ARTICLE
9 May 2011

PAYE Settlement Agreements - Do You Provide Your Employees With Expenses, Benefits In Kind Or Non-Cash Incentive Awards?

A PAYE settlement agreement (PSA) is a voluntary agreement between an employer and an inspector of taxes.
United Kingdom Antitrust/Competition Law

A PAYE settlement agreement (PSA) is a voluntary agreement between an employer and an inspector of taxes. Broadly, the employer agrees to meet its employees' tax liabilities relating to certain benefits and expense payments.

A PSA can be used for minor or irregular benefits or expense payments, provided the employer agrees these items with HM Revenue & Customs (HMRC).

The main advantage to this agreement is that once an item is covered by a PSA it does not need to be included on form P11D (or P9D) at the year end. Similarly, your employees do not need to include these items on their personal tax returns.

As such, a PSA can help reduce your business's administrative duties and, because you're reducing your employees' tax liabilities, it should generate goodwill.

The details

In order to use a PSA, the employer and HMRC need to agree on which items are going to be included by 6 July following the end of the tax year concerned.
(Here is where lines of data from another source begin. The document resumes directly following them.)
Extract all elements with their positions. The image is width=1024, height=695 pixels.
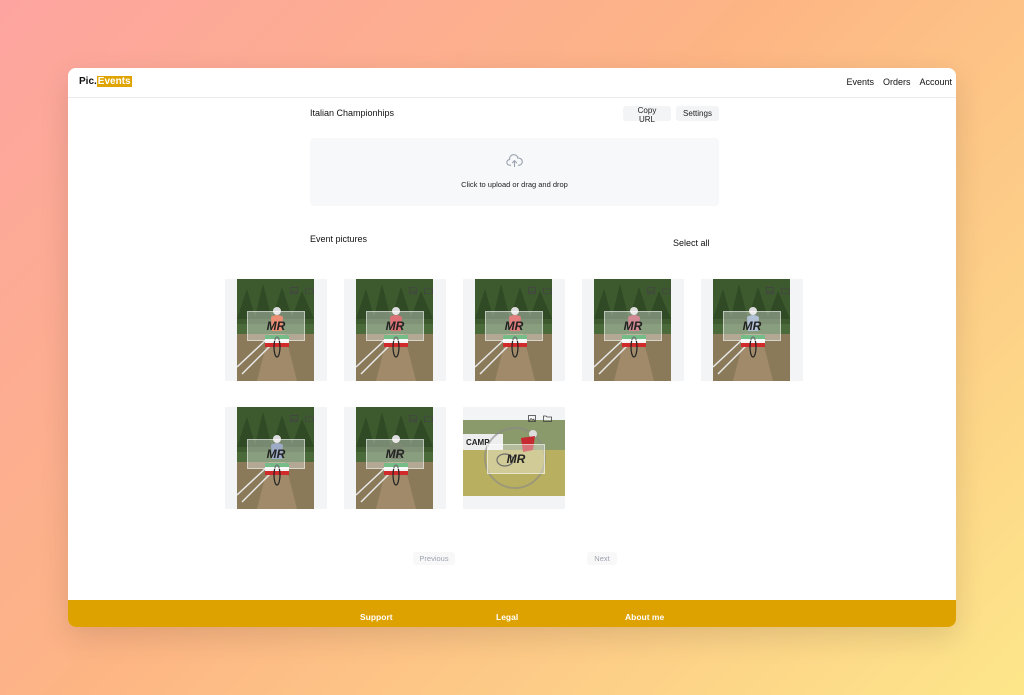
image-icon[interactable]: [290, 281, 298, 294]
gallery-title: Event pictures: [310, 234, 368, 244]
folder-icon[interactable]: [305, 409, 314, 422]
image-icon[interactable]: [647, 281, 655, 294]
photo-card[interactable]: CAMP MR: [463, 407, 565, 509]
nav-account[interactable]: Account: [919, 77, 952, 87]
folder-icon[interactable]: [424, 409, 433, 422]
photo-watermark: MR: [604, 311, 662, 341]
photo-thumbnail: MR: [237, 407, 314, 509]
select-all-button[interactable]: Select all: [673, 238, 710, 248]
image-icon[interactable]: [528, 409, 536, 422]
folder-icon[interactable]: [543, 409, 552, 422]
image-icon[interactable]: [766, 281, 774, 294]
folder-icon[interactable]: [781, 281, 790, 294]
photo-thumbnail: MR: [594, 279, 671, 381]
footer-support-link[interactable]: Support: [360, 612, 393, 622]
photo-actions: [409, 409, 433, 422]
photo-actions: [409, 281, 433, 294]
photo-actions: [647, 281, 671, 294]
photo-watermark: MR: [487, 444, 545, 474]
top-navbar: Pic.Events Events Orders Account: [68, 68, 956, 98]
browser-window: Pic.Events Events Orders Account Italian…: [68, 68, 956, 627]
photo-thumbnail: MR: [356, 279, 433, 381]
photo-actions: [528, 281, 552, 294]
photo-card[interactable]: MR: [225, 279, 327, 381]
footer-about-link[interactable]: About me: [625, 612, 664, 622]
footer: Support Legal About me: [68, 600, 956, 627]
folder-icon[interactable]: [305, 281, 314, 294]
photo-card[interactable]: MR: [344, 407, 446, 509]
footer-legal-link[interactable]: Legal: [496, 612, 518, 622]
folder-icon[interactable]: [424, 281, 433, 294]
photo-card[interactable]: MR: [463, 279, 565, 381]
brand-prefix: Pic.: [79, 76, 97, 87]
photo-thumbnail: MR: [713, 279, 790, 381]
photo-actions: [766, 281, 790, 294]
image-icon[interactable]: [409, 281, 417, 294]
nav-events[interactable]: Events: [846, 77, 874, 87]
upload-cloud-icon: [506, 154, 523, 168]
photo-watermark: MR: [247, 439, 305, 469]
upload-instructions: Click to upload or drag and drop: [461, 180, 568, 189]
photo-card[interactable]: MR: [701, 279, 803, 381]
main-nav: Events Orders Account: [846, 77, 952, 87]
photo-actions: [290, 281, 314, 294]
image-icon[interactable]: [528, 281, 536, 294]
nav-orders[interactable]: Orders: [883, 77, 911, 87]
brand-highlight: Events: [96, 76, 132, 87]
upload-dropzone[interactable]: Click to upload or drag and drop: [310, 138, 719, 206]
photo-card[interactable]: MR: [582, 279, 684, 381]
previous-page-button[interactable]: Previous: [413, 552, 455, 565]
photo-watermark: MR: [485, 311, 543, 341]
photo-thumbnail: CAMP MR: [463, 420, 565, 496]
folder-icon[interactable]: [543, 281, 552, 294]
next-page-button[interactable]: Next: [587, 552, 617, 565]
event-title: Italian Championhips: [310, 108, 395, 118]
copy-url-button[interactable]: Copy URL: [623, 106, 671, 124]
photo-watermark: MR: [247, 311, 305, 341]
folder-icon[interactable]: [662, 281, 671, 294]
photo-watermark: MR: [723, 311, 781, 341]
image-icon[interactable]: [409, 409, 417, 422]
photo-thumbnail: MR: [356, 407, 433, 509]
photo-actions: [528, 409, 552, 422]
photo-thumbnail: MR: [237, 279, 314, 381]
photo-actions: [290, 409, 314, 422]
photo-card[interactable]: MR: [344, 279, 446, 381]
brand-logo[interactable]: Pic.Events: [79, 76, 132, 87]
photo-card[interactable]: MR: [225, 407, 327, 509]
photo-thumbnail: MR: [475, 279, 552, 381]
settings-button[interactable]: Settings: [676, 106, 719, 121]
image-icon[interactable]: [290, 409, 298, 422]
photo-watermark: MR: [366, 439, 424, 469]
photo-watermark: MR: [366, 311, 424, 341]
As the meeting of the tax bill is in itself a benefit, a grossing-up procedure is required. Both the benefit and the tax settled are liable to an employer class 1B national insurance contribution (NIC), that is at the same rate as class 1A NIC. The tax and class 1B NIC has to be paid by 19 October following the end of the tax year concerned.

What items can be included in a PSA?

There are many kinds of expenses and benefits in kind which you can include in a PSA, for example:

  • minor items such as taxi fares or incidental travel you pay or reimburse
  • the use of a pool car or other assets, such as a company holiday flat, where the items are taxable
  • relocation expenses exceeding the statutory threshold for
  • non-cash incentive awards or gifts
  • items where it is impracticable to apply PAYE or identify precisely what should be included on form P11D – typically taxable staff parties.

Items excluded from a PSA

However, there are a number of benefits and expenses that the inspector of taxes will not accept in a PSA, including:

  • ordinary cash wages, salaries and bonuses
  • round-sum expense payments (e.g. lump sums provided to employees to cover all expenses incurred during the year)
  • major benefits in kind provided on a regular basis for the exclusive use of individual employees (e.g. company car and fuel for that car).

The content of this article is intended to provide a general guide to the subject matter. Specialist advice should be sought about your specific circumstances.